Thanks to extraordinarily hot and dry conditions over the summer, fires in southcentral Alaska have penetrated deep into the ground, according to fire managers. Ash pits have become a special danger, burning several firefighters and posing a hazard to residents returning to their homes after evacuation orders were lifted, according to fire managers.
Meanwhile, wildfires in northern Russia are approaching record levels, according to reports from Russia. The total amount burned in Siberia, mostly in the far eastern region, had reached over 13.3 million acres (5.4 million hectares) as of mid-August, according to the Siberian Times.
The changing mix of trees that follows wildfires will also affect the boreal forests’ ability to function as carbon sinks, other studies have found.
One new study published in the journal Nature Plants predicts that warming and warming-related wildfires will shift Alaska forests from being mostly evergreen to mostly deciduous. Dominance of leaf-bearing deciduous trees is expected to double by the end of the century, resulting in less storage of carbon in the ground, among other changes, said the study, by scientists from the Lawrence Berkeley National Laboratory and other institutions.

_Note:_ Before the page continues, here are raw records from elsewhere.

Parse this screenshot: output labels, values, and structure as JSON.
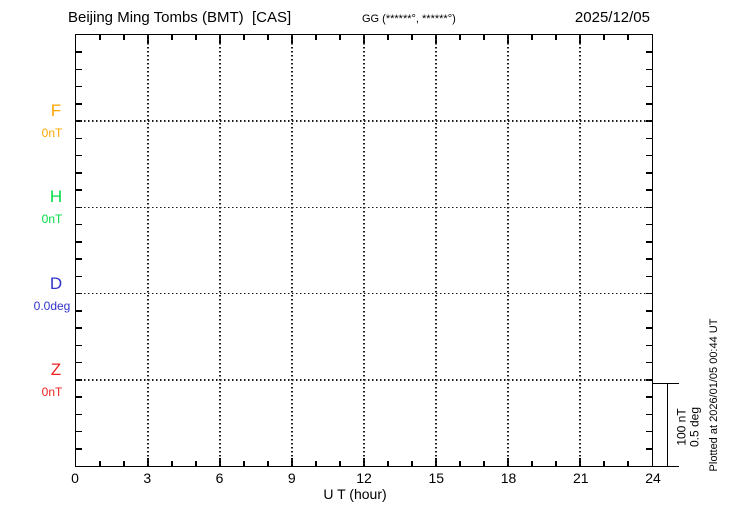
{
  "header": {
    "title": "Beijing Ming Tombs (BMT)  [CAS]",
    "coordinates": "GG (******°, ******°)",
    "date": "2025/12/05"
  },
  "chart_data": {
    "type": "line",
    "title": "Beijing Ming Tombs (BMT) [CAS]",
    "station": "Beijing Ming Tombs",
    "station_code": "BMT",
    "agency": "CAS",
    "date": "2025/12/05",
    "xlabel": "U T (hour)",
    "x_range": [
      0,
      24
    ],
    "x_major_tick_hours": [
      0,
      3,
      6,
      9,
      12,
      15,
      18,
      21,
      24
    ],
    "x_tick_labels": [
      "0",
      "3",
      "6",
      "9",
      "12",
      "15",
      "18",
      "21",
      "24"
    ],
    "x_minor_step_hours": 1,
    "y_minor_divisions": 25,
    "y_divisions_per_channel": 5,
    "grid": "dotted vertical gridlines every 3 hours; dotted horizontal baseline for each channel; minor ticks inward on all four edges",
    "legend_position": "left margin, one colored label per channel",
    "series": [
      {
        "name": "F",
        "unit_label": "0nT",
        "color": "#FFA500",
        "baseline_fraction": 0.2,
        "values": [],
        "data_plotted": false
      },
      {
        "name": "H",
        "unit_label": "0nT",
        "color": "#00DD44",
        "baseline_fraction": 0.4,
        "values": [],
        "data_plotted": false
      },
      {
        "name": "D",
        "unit_label": "0.0deg",
        "color": "#3333CC",
        "baseline_fraction": 0.6,
        "values": [],
        "data_plotted": false
      },
      {
        "name": "Z",
        "unit_label": "0nT",
        "color": "#EE2222",
        "baseline_fraction": 0.8,
        "values": [],
        "data_plotted": false
      }
    ],
    "scale_bar": {
      "line1": "100 nT",
      "line2": "0.5 deg",
      "span_divisions": 5
    },
    "footer_note": "Plotted at 2026/01/05 00:44 UT"
  }
}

In interior Alaska specifically, wildfires and permafrost thaw will combine to shift the forest mix, with deciduous trees like quaking aspen replacing spruce at drier areas and at lower elevations, according to a separate study by scientists from Northern Arizona University, NASA, the University of Virginia, the National Center for Atmospheric Research and the Woods Hole Research Center, some of them the same who are studying the 2014 Northwest Territories fires.
That too will change the carbon cycle, though in complex ways, said the study, published in the journal Ecological Modelling.

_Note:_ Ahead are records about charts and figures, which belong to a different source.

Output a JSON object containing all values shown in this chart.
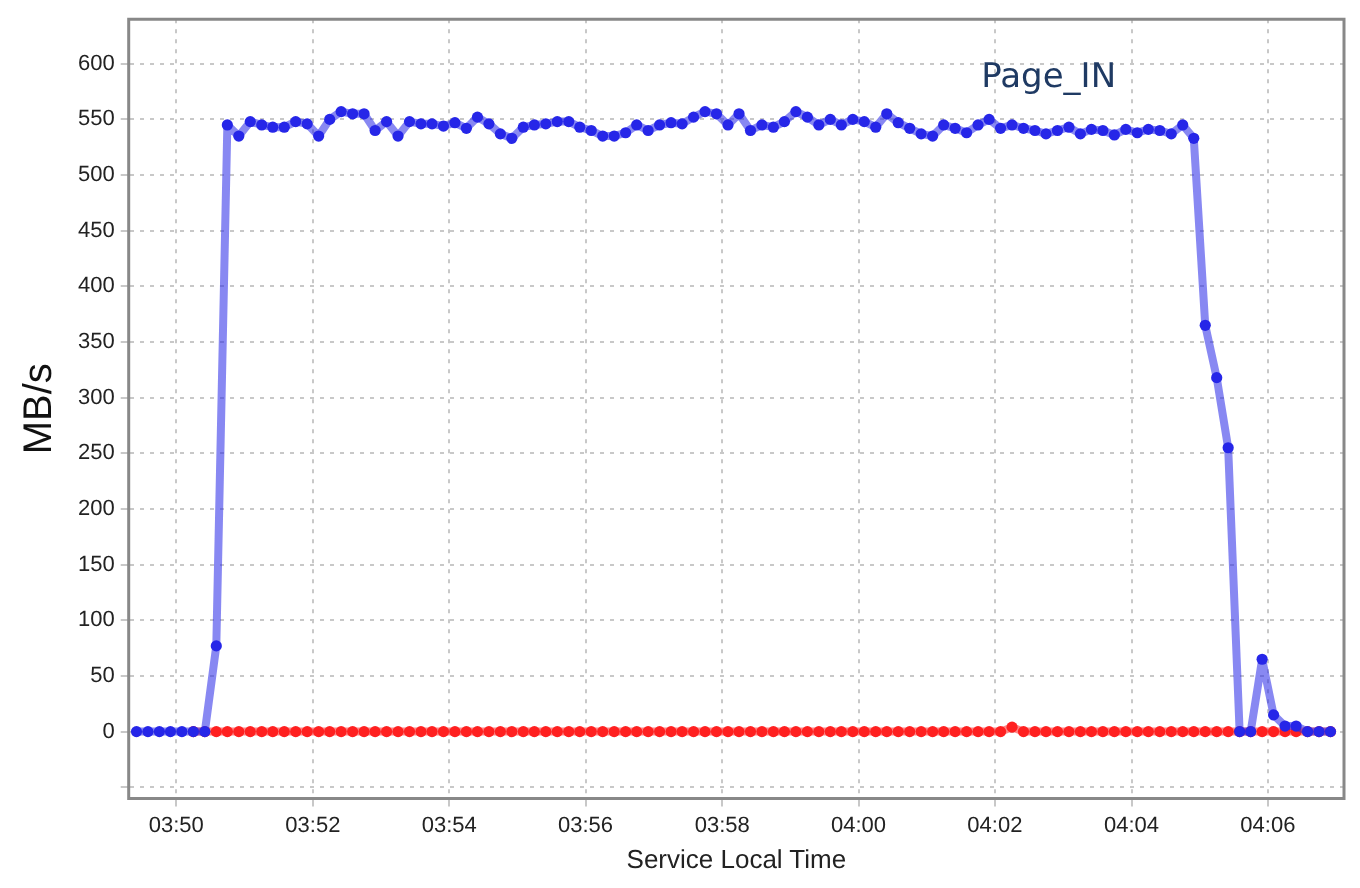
{
  "chart_data": {
    "type": "line",
    "xlabel": "Service Local Time",
    "ylabel": "MB/s",
    "x": [
      3.8236,
      3.8264,
      3.8292,
      3.8319,
      3.8347,
      3.8375,
      3.8403,
      3.8431,
      3.8458,
      3.8486,
      3.8514,
      3.8542,
      3.8569,
      3.8597,
      3.8625,
      3.8653,
      3.8681,
      3.8708,
      3.8736,
      3.8764,
      3.8792,
      3.8819,
      3.8847,
      3.8875,
      3.8903,
      3.8931,
      3.8958,
      3.8986,
      3.9014,
      3.9042,
      3.9069,
      3.9097,
      3.9125,
      3.9153,
      3.9181,
      3.9208,
      3.9236,
      3.9264,
      3.9292,
      3.9319,
      3.9347,
      3.9375,
      3.9403,
      3.9431,
      3.9458,
      3.9486,
      3.9514,
      3.9542,
      3.9569,
      3.9597,
      3.9625,
      3.9653,
      3.9681,
      3.9708,
      3.9736,
      3.9764,
      3.9792,
      3.9819,
      3.9847,
      3.9875,
      3.9903,
      3.9931,
      3.9958,
      3.9986,
      4.0014,
      4.0042,
      4.0069,
      4.0097,
      4.0125,
      4.0153,
      4.0181,
      4.0208,
      4.0236,
      4.0264,
      4.0292,
      4.0319,
      4.0347,
      4.0375,
      4.0403,
      4.0431,
      4.0458,
      4.0486,
      4.0514,
      4.0542,
      4.0569,
      4.0597,
      4.0625,
      4.0653,
      4.0681,
      4.0708,
      4.0736,
      4.0764,
      4.0792,
      4.0819,
      4.0847,
      4.0875,
      4.0903,
      4.0931,
      4.0958,
      4.0986,
      4.1014,
      4.1042,
      4.1069,
      4.1097,
      4.1125,
      4.1153
    ],
    "series": [
      {
        "name": "Page_IN",
        "color": "#2626e8",
        "values": [
          0,
          0,
          0,
          0,
          0,
          0,
          0,
          77,
          545,
          535,
          548,
          545,
          543,
          543,
          548,
          546,
          535,
          550,
          557,
          555,
          555,
          540,
          548,
          535,
          548,
          546,
          546,
          544,
          547,
          542,
          552,
          546,
          537,
          533,
          543,
          545,
          546,
          548,
          548,
          543,
          540,
          535,
          535,
          538,
          545,
          540,
          545,
          547,
          546,
          552,
          557,
          555,
          545,
          555,
          540,
          545,
          543,
          548,
          557,
          552,
          545,
          550,
          545,
          550,
          548,
          543,
          555,
          547,
          542,
          537,
          535,
          545,
          542,
          538,
          545,
          550,
          542,
          545,
          542,
          540,
          537,
          540,
          543,
          537,
          541,
          540,
          536,
          541,
          538,
          541,
          540,
          537,
          545,
          533,
          365,
          318,
          255,
          0,
          0,
          65,
          15,
          5,
          5,
          0,
          0,
          0
        ]
      },
      {
        "color": "#ff2020",
        "values": [
          null,
          null,
          null,
          null,
          null,
          0,
          0,
          0,
          0,
          0,
          0,
          0,
          0,
          0,
          0,
          0,
          0,
          0,
          0,
          0,
          0,
          0,
          0,
          0,
          0,
          0,
          0,
          0,
          0,
          0,
          0,
          0,
          0,
          0,
          0,
          0,
          0,
          0,
          0,
          0,
          0,
          0,
          0,
          0,
          0,
          0,
          0,
          0,
          0,
          0,
          0,
          0,
          0,
          0,
          0,
          0,
          0,
          0,
          0,
          0,
          0,
          0,
          0,
          0,
          0,
          0,
          0,
          0,
          0,
          0,
          0,
          0,
          0,
          0,
          0,
          0,
          0,
          4,
          0,
          0,
          0,
          0,
          0,
          0,
          0,
          0,
          0,
          0,
          0,
          0,
          0,
          0,
          0,
          0,
          0,
          0,
          0,
          0,
          0,
          0,
          0,
          0,
          0,
          0,
          0,
          0
        ]
      }
    ],
    "xlim": [
      3.8217,
      4.1186
    ],
    "xticks": [
      {
        "value": 3.8333,
        "label": "03:50"
      },
      {
        "value": 3.8667,
        "label": "03:52"
      },
      {
        "value": 3.9,
        "label": "03:54"
      },
      {
        "value": 3.9333,
        "label": "03:56"
      },
      {
        "value": 3.9667,
        "label": "03:58"
      },
      {
        "value": 4,
        "label": "04:00"
      },
      {
        "value": 4.0333,
        "label": "04:02"
      },
      {
        "value": 4.0667,
        "label": "04:04"
      },
      {
        "value": 4.1,
        "label": "04:06"
      }
    ],
    "ylim": [
      -60,
      640
    ],
    "yticks": [
      {
        "value": -50,
        "label": null
      },
      0,
      50,
      100,
      150,
      200,
      250,
      300,
      350,
      400,
      450,
      500,
      550,
      600
    ],
    "grid": true,
    "legend": false,
    "marker": "circle",
    "line_style": "solid"
  }
}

Deciduous trees are less flammable than spruce and thus less likely to be burned in future wildfires, but deciduous forests also store less carbon in their soils, said the study, which is based on modeling.
“If the species are changing, you’re changing the entire carbon cycle,” said Walker, who did not work on that study but has followed her colleagues’ research.
While spruce are expected to be replaced in dry areas and at low elevations of the forest, spruce are expected to increase in wetter areas and at higher elevations, the study said.
The study did not consider the effect of insect infestations, but it noted that a large beetle infestation is currently underway in Southcentral Alaska, killing trees over a vast area and causing large amounts of carbon losses. The evidence is that the infestation is moving north, and it could alter the interior Alaska boreal forest, the study said.